Nausea rolled in my stomach as all kinds of gruesome and disturbing images crept into my mind. Even though I had been told this last night, the twins hadn't described it in as much detail as my mum was describing it in now.

"His two siblings came home to find their father dead on the kitchen floor. The boy was in bed, hysterical, with blood on his hands. He was mentally disturbed, a psycho, with no explanation for the murder. Both his brother and sister were left distraught. They phoned the police but by the time they got there, he was gone and so were his siblings. It's said they ran away to start a new life..."

She spoke the words like she'd rehearsed them, and I felt as if I was listening to a news report.

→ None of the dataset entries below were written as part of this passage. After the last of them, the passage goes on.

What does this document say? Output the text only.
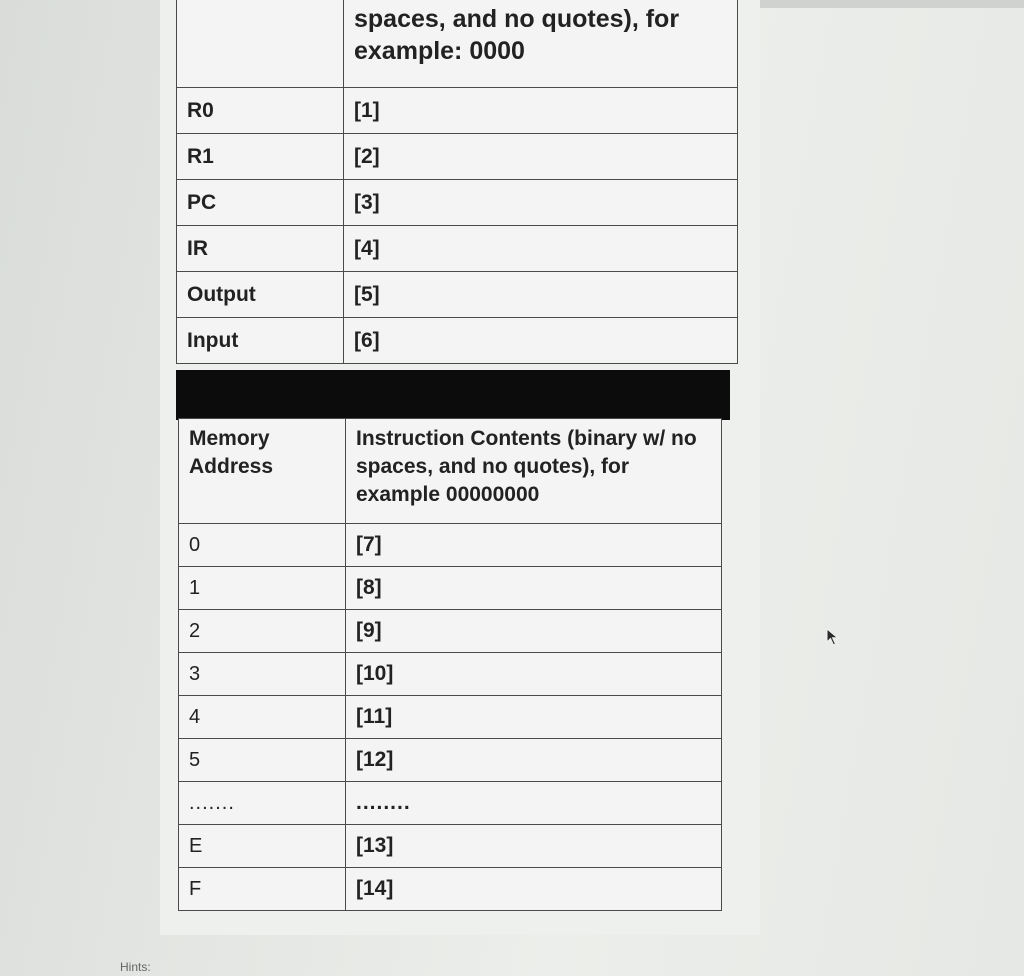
	spaces, and no quotes), for example: 0000
R0	[1]
R1	[2]
PC	[3]
IR	[4]
Output	[5]
Input	[6]
Memory Address	Instruction Contents (binary w/ no spaces, and no quotes), for example 00000000
0	[7]
1	[8]
2	[9]
3	[10]
4	[11]
5	[12]
.......	........
E	[13]
F	[14]
Hints:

Silence took its toll on us for a few seconds, before disappearing like smoke into air.

"It seems like that's all people are capable of nowadays. Running away."

I knew she was thinking of Nala, and I could practically feel the ache in her chest. I decided to change the subject.

"What is his name?" I whispered.

"Trent," she replied, "his name is Trent and he was 16 years old at the time. No one knew why he did it, and no one can find him now. All we know is he's here, in the Valley. And he's hiding somewhere in the shadows."

A chill made its way down my spine.

"This is why I'm so afraid Kirsten," tears threatened to touch her cheeks, "I can't lose you like I lost Nala. It would destroy me."

Just as I opened my mouth to speak, a loud knock sounded at the door. My mum flinched as I went to answer it, pulling my hand back in the process.

"Let me get it," she hissed, "you don't know who it could be."

"I'm sure it's no one important-"

"Remember what I told you Kirsten," she interrupted me, "he is hiding in the shadows. And there may not be many out in this daylight but people like him don't live in the shadows. They become one."